Doping Induced Orbit–Orbit Interaction between Excitons While Enhancing Photovoltaic Performance in Tin Perovskite Solar Cells

Doping has been used as a common method to improve photovoltaic performance in perovskite solar cells (PSCs). This paper reports a new phenomenon that the SnF₂ doping can largely increase the exciton–exciton interaction through orbital magnetic dipoles toward increasing dissociation probabilities in lead-free FASnI₂Br PSCs. Essentially, when orbit–orbit interaction between excitons occurs, linearly and circularly polarized photoexcitations can inevitably generate different photocurrents, giving rise to a ΔJ_sc phenomenon.

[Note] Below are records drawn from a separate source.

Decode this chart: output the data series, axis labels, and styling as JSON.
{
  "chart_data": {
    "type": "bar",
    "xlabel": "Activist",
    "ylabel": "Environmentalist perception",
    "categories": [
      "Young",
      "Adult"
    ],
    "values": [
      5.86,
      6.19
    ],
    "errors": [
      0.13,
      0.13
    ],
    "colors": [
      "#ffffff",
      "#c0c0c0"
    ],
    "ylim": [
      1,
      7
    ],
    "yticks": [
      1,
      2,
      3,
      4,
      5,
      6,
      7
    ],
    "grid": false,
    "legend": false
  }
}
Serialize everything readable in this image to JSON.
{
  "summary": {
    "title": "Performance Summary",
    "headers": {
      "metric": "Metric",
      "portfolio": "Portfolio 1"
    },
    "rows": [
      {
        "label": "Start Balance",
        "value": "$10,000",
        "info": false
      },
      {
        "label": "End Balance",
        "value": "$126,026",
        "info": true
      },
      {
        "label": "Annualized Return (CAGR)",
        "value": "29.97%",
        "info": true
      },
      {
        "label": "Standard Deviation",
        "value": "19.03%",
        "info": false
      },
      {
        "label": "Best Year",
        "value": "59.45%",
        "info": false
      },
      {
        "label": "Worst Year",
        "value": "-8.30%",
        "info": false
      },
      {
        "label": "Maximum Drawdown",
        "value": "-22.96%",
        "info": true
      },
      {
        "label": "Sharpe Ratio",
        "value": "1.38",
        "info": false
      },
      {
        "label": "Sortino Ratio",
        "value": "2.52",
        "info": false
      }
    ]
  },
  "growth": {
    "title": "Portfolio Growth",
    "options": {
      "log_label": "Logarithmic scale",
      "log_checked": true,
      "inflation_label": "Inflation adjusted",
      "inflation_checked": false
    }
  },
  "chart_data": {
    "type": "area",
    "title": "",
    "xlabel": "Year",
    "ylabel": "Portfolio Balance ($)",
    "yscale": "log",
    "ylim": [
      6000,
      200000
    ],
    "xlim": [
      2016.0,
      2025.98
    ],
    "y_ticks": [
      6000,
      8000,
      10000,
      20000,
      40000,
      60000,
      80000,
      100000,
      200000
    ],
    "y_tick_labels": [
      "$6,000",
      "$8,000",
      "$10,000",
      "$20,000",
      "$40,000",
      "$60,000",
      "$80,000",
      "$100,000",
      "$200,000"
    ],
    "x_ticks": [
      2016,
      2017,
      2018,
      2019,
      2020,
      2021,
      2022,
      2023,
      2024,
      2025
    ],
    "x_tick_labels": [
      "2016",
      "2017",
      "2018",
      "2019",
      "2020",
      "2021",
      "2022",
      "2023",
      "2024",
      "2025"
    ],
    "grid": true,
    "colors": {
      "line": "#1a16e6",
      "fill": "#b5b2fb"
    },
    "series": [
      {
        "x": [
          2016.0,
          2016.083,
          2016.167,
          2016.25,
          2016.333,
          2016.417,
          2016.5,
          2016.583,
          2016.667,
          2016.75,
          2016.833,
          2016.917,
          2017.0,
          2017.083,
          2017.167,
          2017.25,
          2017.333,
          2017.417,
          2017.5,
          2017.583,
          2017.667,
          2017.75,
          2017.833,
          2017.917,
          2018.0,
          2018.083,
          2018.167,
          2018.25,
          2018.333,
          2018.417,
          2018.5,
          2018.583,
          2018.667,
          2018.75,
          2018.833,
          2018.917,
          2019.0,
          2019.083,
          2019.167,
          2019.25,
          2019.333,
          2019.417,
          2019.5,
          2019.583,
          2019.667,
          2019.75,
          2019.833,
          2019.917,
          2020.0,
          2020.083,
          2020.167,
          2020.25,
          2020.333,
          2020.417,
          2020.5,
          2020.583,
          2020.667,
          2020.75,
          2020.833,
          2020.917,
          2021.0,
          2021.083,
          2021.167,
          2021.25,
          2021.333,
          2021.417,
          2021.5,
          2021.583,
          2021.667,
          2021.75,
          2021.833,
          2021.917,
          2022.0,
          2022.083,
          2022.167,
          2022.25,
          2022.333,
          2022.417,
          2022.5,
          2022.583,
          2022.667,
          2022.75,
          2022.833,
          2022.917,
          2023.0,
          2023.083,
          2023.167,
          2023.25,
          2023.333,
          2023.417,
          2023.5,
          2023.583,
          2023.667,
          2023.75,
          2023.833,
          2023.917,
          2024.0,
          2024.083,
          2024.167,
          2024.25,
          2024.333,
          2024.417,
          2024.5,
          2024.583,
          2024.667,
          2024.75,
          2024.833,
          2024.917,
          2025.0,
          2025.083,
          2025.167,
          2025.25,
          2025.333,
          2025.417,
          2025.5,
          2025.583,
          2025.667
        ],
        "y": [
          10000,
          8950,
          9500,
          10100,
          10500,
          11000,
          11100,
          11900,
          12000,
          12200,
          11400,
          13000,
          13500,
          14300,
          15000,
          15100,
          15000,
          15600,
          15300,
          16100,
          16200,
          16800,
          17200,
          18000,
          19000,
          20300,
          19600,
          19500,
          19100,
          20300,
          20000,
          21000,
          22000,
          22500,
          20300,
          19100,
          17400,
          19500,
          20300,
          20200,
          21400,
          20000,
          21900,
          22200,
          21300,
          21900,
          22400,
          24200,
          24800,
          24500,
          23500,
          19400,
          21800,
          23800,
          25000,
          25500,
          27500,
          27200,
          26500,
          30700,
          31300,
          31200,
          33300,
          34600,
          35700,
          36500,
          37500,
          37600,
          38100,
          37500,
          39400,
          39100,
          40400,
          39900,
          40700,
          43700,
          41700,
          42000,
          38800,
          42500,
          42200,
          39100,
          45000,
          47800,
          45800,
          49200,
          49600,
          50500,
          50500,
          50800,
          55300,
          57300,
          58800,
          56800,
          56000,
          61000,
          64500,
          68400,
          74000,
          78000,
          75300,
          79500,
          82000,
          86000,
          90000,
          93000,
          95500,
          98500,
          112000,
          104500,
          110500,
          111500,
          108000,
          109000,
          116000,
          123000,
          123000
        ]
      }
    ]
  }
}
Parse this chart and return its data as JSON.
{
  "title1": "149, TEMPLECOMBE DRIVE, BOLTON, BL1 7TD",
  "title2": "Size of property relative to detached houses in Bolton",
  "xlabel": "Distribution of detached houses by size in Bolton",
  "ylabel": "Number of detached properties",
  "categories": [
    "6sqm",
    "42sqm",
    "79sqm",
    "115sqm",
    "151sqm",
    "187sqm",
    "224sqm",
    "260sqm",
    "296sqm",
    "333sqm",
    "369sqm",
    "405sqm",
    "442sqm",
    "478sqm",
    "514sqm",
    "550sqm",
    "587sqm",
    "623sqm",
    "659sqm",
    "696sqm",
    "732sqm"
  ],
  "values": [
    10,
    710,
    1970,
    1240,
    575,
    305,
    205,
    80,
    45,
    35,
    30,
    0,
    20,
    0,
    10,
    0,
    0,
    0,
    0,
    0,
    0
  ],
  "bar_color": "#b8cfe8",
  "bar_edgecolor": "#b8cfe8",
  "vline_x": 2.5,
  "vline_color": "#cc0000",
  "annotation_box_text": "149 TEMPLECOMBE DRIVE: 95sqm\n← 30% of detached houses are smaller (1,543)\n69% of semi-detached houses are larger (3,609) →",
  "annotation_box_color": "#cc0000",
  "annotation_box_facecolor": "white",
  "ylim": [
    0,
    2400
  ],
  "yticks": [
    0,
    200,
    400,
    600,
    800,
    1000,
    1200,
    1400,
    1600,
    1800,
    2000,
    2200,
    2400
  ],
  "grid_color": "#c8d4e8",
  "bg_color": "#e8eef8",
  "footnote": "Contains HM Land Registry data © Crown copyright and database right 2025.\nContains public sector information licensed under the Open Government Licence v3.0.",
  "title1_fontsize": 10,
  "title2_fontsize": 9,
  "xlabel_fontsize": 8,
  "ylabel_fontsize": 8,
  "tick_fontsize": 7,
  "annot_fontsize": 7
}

Here, it is found that, when SnF₂ doping is used to boost photovoltaic efficiency to 7.61%, the orbit–orbit interaction is increased by a factor of 2.2, shown as the ΔJ_sc changed from 1.21% to 0.55%. Simultaneously, magnetic field effects of J_sc indicate that increasing orbit–orbit interaction leads to an increase on the spin–orbital coupling in Sn perovskites (FASnI₂Br) upon SnF₂ doping. This presents a new doping effect occurring in the Sn perovskite solar cell toward enhancing photovoltaic efficiency.